8) ‘Fast' is a feature
For a modern observability platform, getting the right information to the people who need it quickly is supremely critical. It can be the difference between solving a problem before it affects customers and potentially losing thousands — or even millions — of dollars in revenue, not to mention the damage to a company's brand image and customer relationships.
But moving fast isn't just about going fast; it's also about precision, and reliability, and responsiveness. Sure, it's essential to minimize ‘time to glass' — the critical gap between when an event happens and when a platform issues an alert. Within this process, however, there are a lot of moving parts involved — from detecting a problem, to alerting the right team members, to providing actionable information — all of which must come together and work right now. It's especially important, and often quite challenging, for an observability platform to deliver relevant and targeted alerts, and for vendors to respond promptly when customers have questions or concerns about these critical capabilities.
9) Open by design
Open systems and standards, such as the recently announced OpenTelemetry project, are becoming increasingly central as modern enterprises work to manage complexity, reduce friction, and avoid vendor lock-in. New Relic is fully invested in bringing OpenTracing, OpenCensus, and OpenTelemetry support to our customers, so that they can access and visualize all their correlated telemetry data, including custom metrics, through New Relic distributed tracing and the New Relic One platform.

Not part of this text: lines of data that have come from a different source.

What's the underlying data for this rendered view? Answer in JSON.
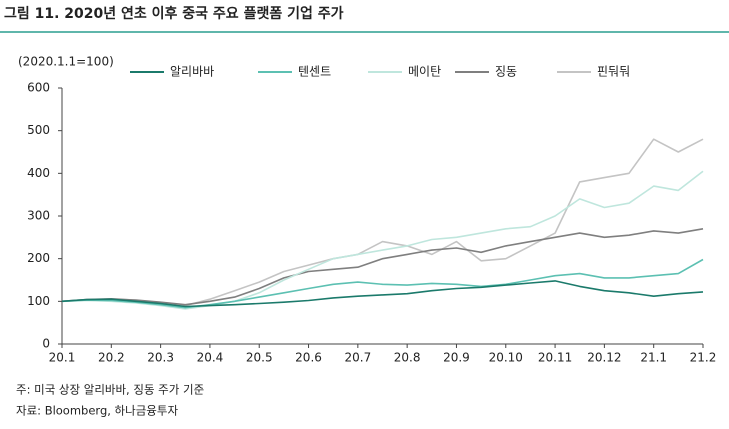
{
  "chart_data": {
    "type": "line",
    "title": "그림 11. 2020년 연초 이후 중국 주요 플랫폼 기업 주가",
    "y_label": "(2020.1.1=100)",
    "notes": [
      "주: 미국 상장 알리바바, 징동 주가 기준",
      "자료: Bloomberg, 하나금융투자"
    ],
    "x": [
      0,
      0.5,
      1,
      1.5,
      2,
      2.5,
      3,
      3.5,
      4,
      4.5,
      5,
      5.5,
      6,
      6.5,
      7,
      7.5,
      8,
      8.5,
      9,
      9.5,
      10,
      10.5,
      11,
      11.5,
      12,
      12.5,
      13
    ],
    "xlim": [
      0,
      13
    ],
    "xticks": [
      {
        "value": 0,
        "label": "20.1"
      },
      {
        "value": 1,
        "label": "20.2"
      },
      {
        "value": 2,
        "label": "20.3"
      },
      {
        "value": 3,
        "label": "20.4"
      },
      {
        "value": 4,
        "label": "20.5"
      },
      {
        "value": 5,
        "label": "20.6"
      },
      {
        "value": 6,
        "label": "20.7"
      },
      {
        "value": 7,
        "label": "20.8"
      },
      {
        "value": 8,
        "label": "20.9"
      },
      {
        "value": 9,
        "label": "20.10"
      },
      {
        "value": 10,
        "label": "20.11"
      },
      {
        "value": 11,
        "label": "20.12"
      },
      {
        "value": 12,
        "label": "21.1"
      },
      {
        "value": 13,
        "label": "21.2"
      }
    ],
    "ylim": [
      0,
      600
    ],
    "yticks": [
      0,
      100,
      200,
      300,
      400,
      500,
      600
    ],
    "series": [
      {
        "name": "알리바바",
        "color": "#1b7a6b",
        "values": [
          100,
          104,
          105,
          100,
          95,
          88,
          90,
          92,
          95,
          98,
          102,
          108,
          112,
          115,
          118,
          125,
          130,
          133,
          138,
          143,
          148,
          135,
          125,
          120,
          112,
          118,
          122
        ]
      },
      {
        "name": "텐센트",
        "color": "#5cc0b2",
        "values": [
          100,
          103,
          102,
          98,
          92,
          85,
          92,
          100,
          110,
          120,
          130,
          140,
          145,
          140,
          138,
          142,
          140,
          135,
          140,
          150,
          160,
          165,
          155,
          155,
          160,
          165,
          198
        ]
      },
      {
        "name": "메이탄",
        "color": "#bfe6dd",
        "values": [
          100,
          102,
          100,
          96,
          90,
          82,
          90,
          100,
          120,
          150,
          175,
          200,
          210,
          220,
          230,
          245,
          250,
          260,
          270,
          275,
          300,
          340,
          320,
          330,
          370,
          360,
          405
        ]
      },
      {
        "name": "징동",
        "color": "#7f7f7f",
        "values": [
          100,
          104,
          106,
          103,
          98,
          92,
          100,
          110,
          130,
          155,
          170,
          175,
          180,
          200,
          210,
          220,
          225,
          215,
          230,
          240,
          250,
          260,
          250,
          255,
          265,
          260,
          270
        ]
      },
      {
        "name": "핀둬둬",
        "color": "#c4c4c4",
        "values": [
          100,
          103,
          104,
          100,
          95,
          90,
          105,
          125,
          145,
          170,
          185,
          200,
          210,
          240,
          230,
          210,
          240,
          195,
          200,
          230,
          260,
          380,
          390,
          400,
          480,
          450,
          480
        ]
      }
    ]
  }
}
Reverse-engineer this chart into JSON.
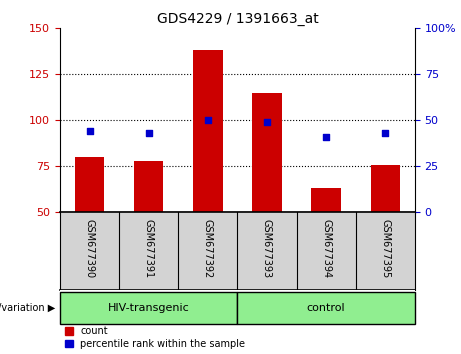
{
  "title": "GDS4229 / 1391663_at",
  "samples": [
    "GSM677390",
    "GSM677391",
    "GSM677392",
    "GSM677393",
    "GSM677394",
    "GSM677395"
  ],
  "counts": [
    80,
    78,
    138,
    115,
    63,
    76
  ],
  "percentiles": [
    44,
    43,
    50,
    49,
    41,
    43
  ],
  "bar_color": "#cc0000",
  "dot_color": "#0000cc",
  "left_ylim": [
    50,
    150
  ],
  "right_ylim": [
    0,
    100
  ],
  "left_yticks": [
    50,
    75,
    100,
    125,
    150
  ],
  "right_yticks": [
    0,
    25,
    50,
    75,
    100
  ],
  "groups": [
    {
      "label": "HIV-transgenic",
      "span": [
        0,
        2
      ]
    },
    {
      "label": "control",
      "span": [
        3,
        5
      ]
    }
  ],
  "group_color": "#90ee90",
  "sample_box_color": "#d3d3d3",
  "group_label": "genotype/variation",
  "legend_count_label": "count",
  "legend_percentile_label": "percentile rank within the sample",
  "background_color": "#ffffff",
  "bar_width": 0.5
}
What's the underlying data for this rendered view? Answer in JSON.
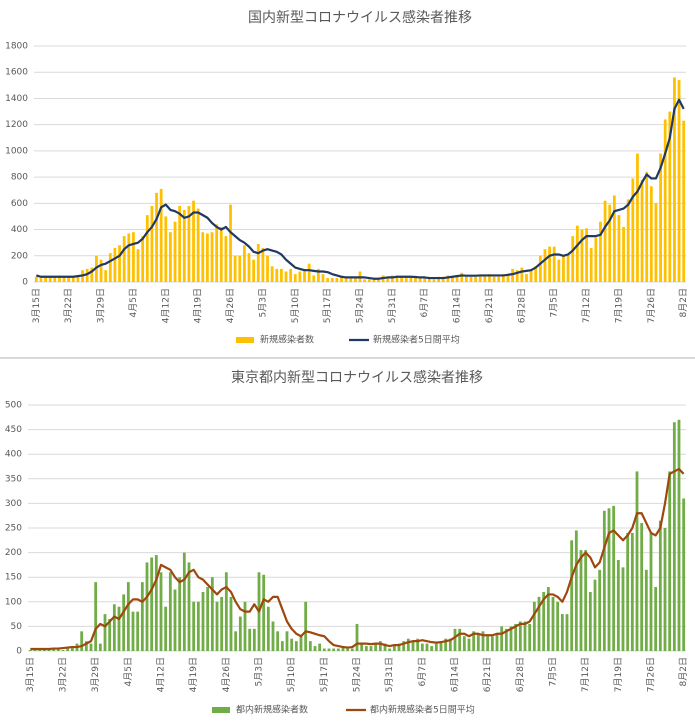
{
  "chart_data": [
    {
      "type": "bar",
      "title": "国内新型コロナウイルス感染者推移",
      "categories": [
        "3月15日",
        null,
        null,
        null,
        null,
        null,
        null,
        "3月22日",
        null,
        null,
        null,
        null,
        null,
        null,
        "3月29日",
        null,
        null,
        null,
        null,
        null,
        null,
        "4月5日",
        null,
        null,
        null,
        null,
        null,
        null,
        "4月12日",
        null,
        null,
        null,
        null,
        null,
        null,
        "4月19日",
        null,
        null,
        null,
        null,
        null,
        null,
        "4月26日",
        null,
        null,
        null,
        null,
        null,
        null,
        "5月3日",
        null,
        null,
        null,
        null,
        null,
        null,
        "5月10日",
        null,
        null,
        null,
        null,
        null,
        null,
        "5月17日",
        null,
        null,
        null,
        null,
        null,
        null,
        "5月24日",
        null,
        null,
        null,
        null,
        null,
        null,
        "5月31日",
        null,
        null,
        null,
        null,
        null,
        null,
        "6月7日",
        null,
        null,
        null,
        null,
        null,
        null,
        "6月14日",
        null,
        null,
        null,
        null,
        null,
        null,
        "6月21日",
        null,
        null,
        null,
        null,
        null,
        null,
        "6月28日",
        null,
        null,
        null,
        null,
        null,
        null,
        "7月5日",
        null,
        null,
        null,
        null,
        null,
        null,
        "7月12日",
        null,
        null,
        null,
        null,
        null,
        null,
        "7月19日",
        null,
        null,
        null,
        null,
        null,
        null,
        "7月26日",
        null,
        null,
        null,
        null,
        null,
        null,
        "8月2日"
      ],
      "series": [
        {
          "name": "新規感染者数",
          "type": "bar",
          "color": "#ffc000",
          "values": [
            40,
            30,
            40,
            40,
            40,
            50,
            40,
            40,
            40,
            40,
            90,
            100,
            110,
            200,
            170,
            90,
            220,
            260,
            280,
            350,
            370,
            380,
            250,
            350,
            510,
            580,
            680,
            710,
            500,
            380,
            460,
            580,
            550,
            580,
            620,
            560,
            380,
            370,
            380,
            440,
            420,
            350,
            590,
            200,
            200,
            280,
            220,
            170,
            290,
            260,
            200,
            120,
            100,
            100,
            80,
            100,
            60,
            80,
            100,
            140,
            50,
            100,
            60,
            30,
            30,
            30,
            40,
            30,
            30,
            30,
            80,
            20,
            20,
            30,
            30,
            50,
            30,
            50,
            30,
            40,
            40,
            40,
            40,
            40,
            40,
            30,
            20,
            40,
            40,
            50,
            40,
            50,
            70,
            40,
            40,
            40,
            50,
            50,
            60,
            40,
            40,
            60,
            50,
            100,
            90,
            110,
            60,
            90,
            120,
            200,
            250,
            270,
            270,
            170,
            200,
            210,
            350,
            430,
            400,
            410,
            260,
            340,
            460,
            620,
            590,
            660,
            510,
            420,
            630,
            790,
            980,
            780,
            840,
            730,
            600,
            980,
            1240,
            1300,
            1560,
            1540,
            1230
          ]
        },
        {
          "name": "新規感染者5日間平均",
          "type": "line",
          "color": "#203864",
          "values": [
            50,
            40,
            40,
            40,
            40,
            40,
            40,
            40,
            40,
            45,
            50,
            60,
            80,
            110,
            130,
            140,
            160,
            180,
            200,
            250,
            280,
            290,
            300,
            330,
            380,
            420,
            480,
            570,
            590,
            550,
            540,
            520,
            490,
            500,
            530,
            530,
            510,
            490,
            450,
            420,
            400,
            420,
            380,
            350,
            320,
            300,
            270,
            230,
            220,
            240,
            250,
            240,
            230,
            210,
            170,
            140,
            110,
            100,
            90,
            90,
            85,
            80,
            80,
            75,
            60,
            50,
            40,
            35,
            35,
            35,
            35,
            35,
            30,
            25,
            25,
            30,
            35,
            35,
            40,
            40,
            40,
            40,
            38,
            35,
            35,
            30,
            30,
            30,
            30,
            35,
            40,
            45,
            50,
            48,
            48,
            48,
            50,
            50,
            50,
            50,
            50,
            50,
            55,
            60,
            70,
            80,
            85,
            90,
            110,
            140,
            170,
            200,
            210,
            210,
            200,
            210,
            240,
            280,
            320,
            350,
            350,
            350,
            360,
            420,
            470,
            540,
            550,
            560,
            590,
            650,
            690,
            760,
            820,
            790,
            790,
            870,
            980,
            1100,
            1320,
            1390,
            1320
          ]
        }
      ],
      "ylim": [
        0,
        1800
      ],
      "yticks": [
        0,
        200,
        400,
        600,
        800,
        1000,
        1200,
        1400,
        1600,
        1800
      ],
      "grid": true,
      "legend": "bottom"
    },
    {
      "type": "bar",
      "title": "東京都内新型コロナウイルス感染者推移",
      "categories": [
        "3月15日",
        null,
        null,
        null,
        null,
        null,
        null,
        "3月22日",
        null,
        null,
        null,
        null,
        null,
        null,
        "3月29日",
        null,
        null,
        null,
        null,
        null,
        null,
        "4月5日",
        null,
        null,
        null,
        null,
        null,
        null,
        "4月12日",
        null,
        null,
        null,
        null,
        null,
        null,
        "4月19日",
        null,
        null,
        null,
        null,
        null,
        null,
        "4月26日",
        null,
        null,
        null,
        null,
        null,
        null,
        "5月3日",
        null,
        null,
        null,
        null,
        null,
        null,
        "5月10日",
        null,
        null,
        null,
        null,
        null,
        null,
        "5月17日",
        null,
        null,
        null,
        null,
        null,
        null,
        "5月24日",
        null,
        null,
        null,
        null,
        null,
        null,
        "5月31日",
        null,
        null,
        null,
        null,
        null,
        null,
        "6月7日",
        null,
        null,
        null,
        null,
        null,
        null,
        "6月14日",
        null,
        null,
        null,
        null,
        null,
        null,
        "6月21日",
        null,
        null,
        null,
        null,
        null,
        null,
        "6月28日",
        null,
        null,
        null,
        null,
        null,
        null,
        "7月5日",
        null,
        null,
        null,
        null,
        null,
        null,
        "7月12日",
        null,
        null,
        null,
        null,
        null,
        null,
        "7月19日",
        null,
        null,
        null,
        null,
        null,
        null,
        "7月26日",
        null,
        null,
        null,
        null,
        null,
        null,
        "8月2日"
      ],
      "series": [
        {
          "name": "都内新規感染者数",
          "type": "bar",
          "color": "#70ad47",
          "values": [
            2,
            2,
            5,
            5,
            5,
            3,
            5,
            2,
            5,
            10,
            15,
            40,
            20,
            15,
            140,
            15,
            75,
            65,
            95,
            90,
            115,
            140,
            80,
            80,
            140,
            180,
            190,
            195,
            160,
            90,
            160,
            125,
            150,
            200,
            180,
            100,
            100,
            120,
            130,
            150,
            100,
            110,
            160,
            110,
            40,
            70,
            100,
            45,
            45,
            160,
            155,
            90,
            60,
            40,
            20,
            40,
            25,
            20,
            30,
            100,
            20,
            10,
            15,
            5,
            5,
            5,
            5,
            10,
            5,
            5,
            55,
            15,
            10,
            10,
            15,
            20,
            15,
            5,
            10,
            15,
            20,
            25,
            20,
            25,
            15,
            15,
            10,
            15,
            20,
            25,
            25,
            45,
            45,
            30,
            25,
            40,
            35,
            40,
            30,
            30,
            35,
            50,
            45,
            50,
            55,
            60,
            60,
            55,
            100,
            110,
            120,
            130,
            110,
            100,
            75,
            75,
            225,
            245,
            205,
            205,
            120,
            145,
            165,
            285,
            290,
            295,
            185,
            170,
            240,
            240,
            365,
            260,
            165,
            240,
            130,
            265,
            250,
            365,
            465,
            470,
            310
          ]
        },
        {
          "name": "都内新規感染者5日間平均",
          "type": "line",
          "color": "#9e480e",
          "values": [
            4,
            4,
            4,
            4,
            4,
            5,
            5,
            6,
            7,
            8,
            8,
            10,
            15,
            20,
            45,
            55,
            50,
            60,
            70,
            65,
            80,
            95,
            105,
            105,
            100,
            110,
            125,
            145,
            175,
            170,
            165,
            150,
            140,
            145,
            160,
            165,
            150,
            145,
            135,
            125,
            115,
            125,
            130,
            120,
            100,
            85,
            80,
            80,
            95,
            80,
            105,
            100,
            110,
            110,
            85,
            60,
            45,
            35,
            30,
            40,
            38,
            35,
            32,
            30,
            20,
            12,
            10,
            8,
            7,
            8,
            15,
            15,
            15,
            14,
            15,
            15,
            12,
            10,
            12,
            12,
            15,
            18,
            20,
            20,
            22,
            20,
            18,
            17,
            18,
            20,
            22,
            28,
            35,
            35,
            30,
            35,
            35,
            32,
            32,
            32,
            35,
            35,
            40,
            45,
            50,
            55,
            55,
            60,
            75,
            90,
            105,
            115,
            115,
            110,
            100,
            120,
            150,
            175,
            190,
            200,
            190,
            170,
            180,
            210,
            240,
            245,
            235,
            225,
            235,
            250,
            280,
            280,
            260,
            240,
            235,
            250,
            300,
            360,
            365,
            370,
            360
          ]
        }
      ],
      "ylim": [
        0,
        500
      ],
      "yticks": [
        0,
        50,
        100,
        150,
        200,
        250,
        300,
        350,
        400,
        450,
        500
      ],
      "grid": true,
      "legend": "bottom"
    }
  ]
}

The goal should be to allow customers to move more quickly and with greater agility, even as organizations learn more about customers business needs and priorities — all worthwhile objectives for any modern observability platform.
10) It's all about the platform
A modern observability platform must take a full-stack, end-to-end approach. Sure, there are plenty of perfectly competent observability point solutions. And they're fine for solving many types of problems — a front-end monitoring point solution, for example, can identify JavaScript issues that may create major performance bottlenecks.
Performance issues, however, aren't always polite enough to stop where point solutions can find them. Many front-end problems, for example, originate deep in the application stack or even within infrastructure issues.
As applications and infrastructure continue to get more complex, a full-stack observability platform becomes even more important.